The overall condition of New England Garden Season 2021 has been unstable. May started out warm, until Memorial Day weekend, which felt like Thanksgiving. June brought mid-August levels of heat and humidity, but very little rain. Fourth of July weekend felt like late September. Since then, we have received about a July-and-a-half of rain in one week. These rapid, wide weather swings are not uncommon in New England. We are, in fact, famous for them. They do present challenges in the garden, however.

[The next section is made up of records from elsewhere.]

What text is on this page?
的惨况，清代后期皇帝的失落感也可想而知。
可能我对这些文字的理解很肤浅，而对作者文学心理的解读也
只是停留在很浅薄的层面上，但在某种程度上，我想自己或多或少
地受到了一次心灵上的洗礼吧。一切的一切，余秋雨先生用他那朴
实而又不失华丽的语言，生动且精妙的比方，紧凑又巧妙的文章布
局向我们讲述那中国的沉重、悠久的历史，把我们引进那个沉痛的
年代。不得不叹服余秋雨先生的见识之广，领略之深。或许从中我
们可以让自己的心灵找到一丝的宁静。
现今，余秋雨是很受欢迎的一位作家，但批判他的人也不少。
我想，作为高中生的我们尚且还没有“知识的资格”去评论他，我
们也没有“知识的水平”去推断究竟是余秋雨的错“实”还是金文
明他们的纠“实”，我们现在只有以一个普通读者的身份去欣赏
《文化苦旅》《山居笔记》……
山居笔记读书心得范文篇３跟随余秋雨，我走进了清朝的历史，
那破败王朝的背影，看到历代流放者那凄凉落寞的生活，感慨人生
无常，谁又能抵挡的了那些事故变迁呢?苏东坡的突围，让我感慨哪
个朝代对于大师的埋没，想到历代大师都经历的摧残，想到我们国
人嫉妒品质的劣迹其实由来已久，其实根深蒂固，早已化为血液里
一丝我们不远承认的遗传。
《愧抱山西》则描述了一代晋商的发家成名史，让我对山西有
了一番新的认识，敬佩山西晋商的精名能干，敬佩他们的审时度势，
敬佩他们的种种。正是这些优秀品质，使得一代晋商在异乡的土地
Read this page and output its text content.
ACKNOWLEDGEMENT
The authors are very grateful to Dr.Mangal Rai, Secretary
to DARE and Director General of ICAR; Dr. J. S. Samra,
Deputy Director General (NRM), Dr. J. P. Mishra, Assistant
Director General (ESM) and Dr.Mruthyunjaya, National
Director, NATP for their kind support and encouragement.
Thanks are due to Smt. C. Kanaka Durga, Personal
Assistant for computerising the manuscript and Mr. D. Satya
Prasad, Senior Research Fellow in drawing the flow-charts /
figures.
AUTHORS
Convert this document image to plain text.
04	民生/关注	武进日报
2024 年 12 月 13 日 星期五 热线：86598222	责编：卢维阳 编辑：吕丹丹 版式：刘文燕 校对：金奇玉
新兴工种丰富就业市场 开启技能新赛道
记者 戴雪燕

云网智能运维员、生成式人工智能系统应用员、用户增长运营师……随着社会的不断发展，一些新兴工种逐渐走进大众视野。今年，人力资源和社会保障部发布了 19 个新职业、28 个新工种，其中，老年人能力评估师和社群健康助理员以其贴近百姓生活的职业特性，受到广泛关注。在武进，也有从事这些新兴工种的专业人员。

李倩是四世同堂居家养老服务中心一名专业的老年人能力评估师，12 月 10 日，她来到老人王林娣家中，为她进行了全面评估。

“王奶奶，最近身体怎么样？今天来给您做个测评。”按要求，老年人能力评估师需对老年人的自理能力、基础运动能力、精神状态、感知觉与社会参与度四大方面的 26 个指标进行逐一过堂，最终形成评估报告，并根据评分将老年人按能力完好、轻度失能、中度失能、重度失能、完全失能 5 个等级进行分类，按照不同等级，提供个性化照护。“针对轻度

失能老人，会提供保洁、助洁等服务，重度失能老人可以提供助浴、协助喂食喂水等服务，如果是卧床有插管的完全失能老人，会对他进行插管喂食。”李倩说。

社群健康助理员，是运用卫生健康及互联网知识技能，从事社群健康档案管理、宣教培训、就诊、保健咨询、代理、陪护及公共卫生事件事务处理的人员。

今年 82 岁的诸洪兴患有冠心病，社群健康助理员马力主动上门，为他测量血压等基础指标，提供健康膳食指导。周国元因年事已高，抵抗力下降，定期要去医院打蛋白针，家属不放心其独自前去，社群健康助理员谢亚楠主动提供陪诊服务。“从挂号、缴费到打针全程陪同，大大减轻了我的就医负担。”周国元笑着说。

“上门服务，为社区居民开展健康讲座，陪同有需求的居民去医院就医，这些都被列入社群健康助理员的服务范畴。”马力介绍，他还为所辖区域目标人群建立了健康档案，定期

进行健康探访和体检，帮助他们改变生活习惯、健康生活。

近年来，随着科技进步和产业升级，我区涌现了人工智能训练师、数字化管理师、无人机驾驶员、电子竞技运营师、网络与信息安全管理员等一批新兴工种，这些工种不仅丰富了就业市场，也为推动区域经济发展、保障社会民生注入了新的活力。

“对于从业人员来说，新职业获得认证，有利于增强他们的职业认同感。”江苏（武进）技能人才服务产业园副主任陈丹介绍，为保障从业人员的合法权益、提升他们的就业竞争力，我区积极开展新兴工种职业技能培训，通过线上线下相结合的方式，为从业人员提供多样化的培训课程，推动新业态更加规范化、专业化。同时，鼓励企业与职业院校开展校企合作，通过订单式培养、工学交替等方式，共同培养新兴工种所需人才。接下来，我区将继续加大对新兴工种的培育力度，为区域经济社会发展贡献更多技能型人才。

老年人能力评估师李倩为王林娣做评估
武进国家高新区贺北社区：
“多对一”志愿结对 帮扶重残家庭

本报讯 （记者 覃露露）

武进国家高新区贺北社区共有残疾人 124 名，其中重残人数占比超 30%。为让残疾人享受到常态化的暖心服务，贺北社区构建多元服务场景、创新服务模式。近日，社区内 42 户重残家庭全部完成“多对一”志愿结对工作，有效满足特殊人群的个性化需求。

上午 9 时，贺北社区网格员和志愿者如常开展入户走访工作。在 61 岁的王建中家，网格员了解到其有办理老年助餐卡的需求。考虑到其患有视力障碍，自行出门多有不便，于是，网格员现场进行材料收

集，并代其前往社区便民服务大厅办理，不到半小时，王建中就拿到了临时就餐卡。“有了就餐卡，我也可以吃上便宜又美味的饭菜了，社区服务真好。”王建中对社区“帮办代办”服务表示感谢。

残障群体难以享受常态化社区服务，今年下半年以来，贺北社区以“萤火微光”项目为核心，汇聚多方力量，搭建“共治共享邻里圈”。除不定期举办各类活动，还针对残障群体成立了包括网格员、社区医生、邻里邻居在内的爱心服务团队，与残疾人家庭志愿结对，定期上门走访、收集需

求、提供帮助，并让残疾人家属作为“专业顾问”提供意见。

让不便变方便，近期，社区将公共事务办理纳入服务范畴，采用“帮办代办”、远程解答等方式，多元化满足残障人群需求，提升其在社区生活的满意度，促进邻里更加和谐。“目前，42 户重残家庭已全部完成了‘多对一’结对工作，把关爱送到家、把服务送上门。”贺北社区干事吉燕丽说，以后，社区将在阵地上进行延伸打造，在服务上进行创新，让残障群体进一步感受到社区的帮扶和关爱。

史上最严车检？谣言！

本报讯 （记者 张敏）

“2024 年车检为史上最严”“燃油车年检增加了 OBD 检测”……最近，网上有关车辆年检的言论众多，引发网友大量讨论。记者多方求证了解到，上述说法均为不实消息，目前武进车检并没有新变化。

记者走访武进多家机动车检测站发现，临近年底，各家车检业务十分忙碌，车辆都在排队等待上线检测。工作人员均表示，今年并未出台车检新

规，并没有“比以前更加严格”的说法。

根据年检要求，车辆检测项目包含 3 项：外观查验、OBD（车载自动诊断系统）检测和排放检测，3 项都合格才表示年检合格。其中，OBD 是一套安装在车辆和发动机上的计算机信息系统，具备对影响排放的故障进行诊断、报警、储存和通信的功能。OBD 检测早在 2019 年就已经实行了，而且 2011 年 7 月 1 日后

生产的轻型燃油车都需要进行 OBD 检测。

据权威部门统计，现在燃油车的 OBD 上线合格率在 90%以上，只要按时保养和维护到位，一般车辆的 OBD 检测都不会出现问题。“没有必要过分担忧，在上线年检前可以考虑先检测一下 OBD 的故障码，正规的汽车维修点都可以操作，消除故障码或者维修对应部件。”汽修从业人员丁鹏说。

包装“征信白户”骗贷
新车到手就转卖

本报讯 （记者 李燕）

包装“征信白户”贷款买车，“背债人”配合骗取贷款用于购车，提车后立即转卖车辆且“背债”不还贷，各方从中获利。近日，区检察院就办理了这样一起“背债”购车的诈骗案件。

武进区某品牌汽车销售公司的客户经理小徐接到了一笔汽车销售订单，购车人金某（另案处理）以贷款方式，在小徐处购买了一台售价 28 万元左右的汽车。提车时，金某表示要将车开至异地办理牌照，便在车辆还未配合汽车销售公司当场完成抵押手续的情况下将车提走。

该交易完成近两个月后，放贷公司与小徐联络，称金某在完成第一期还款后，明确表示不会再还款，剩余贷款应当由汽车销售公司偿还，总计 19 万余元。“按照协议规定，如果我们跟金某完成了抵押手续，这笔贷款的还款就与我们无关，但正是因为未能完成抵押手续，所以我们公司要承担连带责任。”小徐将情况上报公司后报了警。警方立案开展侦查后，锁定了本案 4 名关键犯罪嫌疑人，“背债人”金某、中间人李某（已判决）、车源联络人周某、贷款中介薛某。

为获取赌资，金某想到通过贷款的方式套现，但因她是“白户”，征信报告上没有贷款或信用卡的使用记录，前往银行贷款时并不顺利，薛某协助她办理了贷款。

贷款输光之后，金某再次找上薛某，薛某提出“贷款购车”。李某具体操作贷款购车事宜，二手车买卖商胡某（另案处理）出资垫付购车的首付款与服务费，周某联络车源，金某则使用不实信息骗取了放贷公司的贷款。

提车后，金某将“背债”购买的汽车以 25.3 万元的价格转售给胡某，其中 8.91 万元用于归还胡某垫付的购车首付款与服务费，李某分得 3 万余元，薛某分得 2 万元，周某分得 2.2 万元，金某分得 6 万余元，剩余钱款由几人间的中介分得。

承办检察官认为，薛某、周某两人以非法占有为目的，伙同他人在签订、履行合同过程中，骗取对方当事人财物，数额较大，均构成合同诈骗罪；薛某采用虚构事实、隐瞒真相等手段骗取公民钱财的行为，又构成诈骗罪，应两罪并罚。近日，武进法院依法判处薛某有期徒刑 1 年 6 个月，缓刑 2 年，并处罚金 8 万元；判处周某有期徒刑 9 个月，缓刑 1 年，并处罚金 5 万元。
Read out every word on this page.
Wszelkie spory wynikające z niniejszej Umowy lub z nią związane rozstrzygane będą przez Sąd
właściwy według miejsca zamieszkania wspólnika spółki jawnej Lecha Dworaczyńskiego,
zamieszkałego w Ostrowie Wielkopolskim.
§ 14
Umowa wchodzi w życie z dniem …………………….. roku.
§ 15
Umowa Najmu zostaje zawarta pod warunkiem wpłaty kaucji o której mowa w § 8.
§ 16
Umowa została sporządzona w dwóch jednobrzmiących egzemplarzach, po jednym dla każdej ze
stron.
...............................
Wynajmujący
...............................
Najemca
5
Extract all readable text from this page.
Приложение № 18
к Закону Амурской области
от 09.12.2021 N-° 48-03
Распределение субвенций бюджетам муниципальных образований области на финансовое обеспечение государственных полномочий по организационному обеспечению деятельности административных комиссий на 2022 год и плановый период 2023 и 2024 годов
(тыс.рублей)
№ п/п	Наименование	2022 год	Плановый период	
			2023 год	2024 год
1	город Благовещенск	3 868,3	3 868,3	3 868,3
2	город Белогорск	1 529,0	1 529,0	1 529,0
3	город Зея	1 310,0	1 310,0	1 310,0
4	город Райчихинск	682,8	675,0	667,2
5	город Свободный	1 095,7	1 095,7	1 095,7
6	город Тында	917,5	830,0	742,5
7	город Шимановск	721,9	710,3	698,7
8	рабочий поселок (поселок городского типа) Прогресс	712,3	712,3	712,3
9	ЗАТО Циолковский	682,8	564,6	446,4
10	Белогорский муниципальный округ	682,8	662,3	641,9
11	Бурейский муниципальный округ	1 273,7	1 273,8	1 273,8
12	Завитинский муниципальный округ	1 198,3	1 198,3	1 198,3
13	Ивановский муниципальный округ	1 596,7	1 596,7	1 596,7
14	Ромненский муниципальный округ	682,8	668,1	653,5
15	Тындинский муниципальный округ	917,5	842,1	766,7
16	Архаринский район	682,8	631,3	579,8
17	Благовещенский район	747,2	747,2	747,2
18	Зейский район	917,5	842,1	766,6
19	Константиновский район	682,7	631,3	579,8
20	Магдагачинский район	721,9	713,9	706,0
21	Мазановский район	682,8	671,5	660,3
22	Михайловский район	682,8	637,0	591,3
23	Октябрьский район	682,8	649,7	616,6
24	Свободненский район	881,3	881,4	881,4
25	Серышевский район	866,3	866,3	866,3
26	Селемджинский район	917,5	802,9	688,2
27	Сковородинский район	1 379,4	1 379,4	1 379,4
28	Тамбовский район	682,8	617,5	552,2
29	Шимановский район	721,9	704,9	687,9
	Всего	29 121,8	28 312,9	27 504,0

Obviously the zucchini is starting to produce, because that is what zucchini does. However, it actually is not. The “squash” pictured here was not pollinated, due to a lack of bee activity in the rain. This might-have-been zucchini will soon rot away. I will remove it before that happens. Also, I will start to hand pollinate my squash and pumpkins if the sun does not come back soon. The agricultural extension at Texas A&M has a very good tutorial on hand pollinating.

The heat and dampness have also made this a challenging year for insect and fungus control. I have been alternating neem oil and pyrethrin sprays on my garden beds and fruit trees between downpours. I have no delusions- I will not be able to stop all the damage, but I believe I have it under control at the moment. After all, I want to reduce the squash beetles, aphids, and weevils, but I want the assassin bugs and ladybugs to stick around. No pests means no predators.

Who loves heat and humidity even more than insect pests? You are correct- both the front and back yard tomatoes are thriving in the heat. They do seem to be pining a bit for the sunshine lately. Still, all plants are growing, blooming, and starting to fruit. The basil is also quite content, and I am cautiously planning some large scale sauce production for later in the season.

Now this pest problem is a real head scratcher:

Let me explain the image above. That is one very rough textured sunflower and several pungent cilantro plants, completely devoid of leaves. Adjacent, note the mound of delicately flavored parsley which has nary a nibble. Who the heck does that? I have my suspicions.

I have not been able to prove the identity of the culprit. However, I believe the presence of a warren of rabbit foodies in my neighborhood is highly plausible. They seem to be sampling my chamomile, too. They are not yet endangering the young plants, but I am watching closely. I might have to resort to a Have-A-Heart trap baited with truffle oil dressed carrots and massaged kale to reduce the lagomorph population.

As a side note, you can also see that keeping up with weed control has been inhibited by the weather. The forecast has some decent breaks of sun predicted this weekend, so I will be catching up as much as I can. Pulled up weeds are an excellent addition to the compost pile.

And finally, a follow up to my previous post about having surplus pumpkin plants.

Demonstrated here is the progression from “I found a good spot for my extra pumpkin vines” (18JUN2021) through “there may have been squash seeds in the compost I added to the loam pile” (24JUN2021), to “I am going to be the CEO of Pumpkins this October” (08JUL021). Honestly, it is too early to predict if and how well these pumpkins will produce, but I am very excited about the possibilities.

Gardening never easy. There are bound to be unexpected, difficult, surprising, and frustrating situations. There are also endless opportunities to learn and tiny wonders to discover. What challenges have you encountered in your garden? Share your hard-learned lessons in the comments!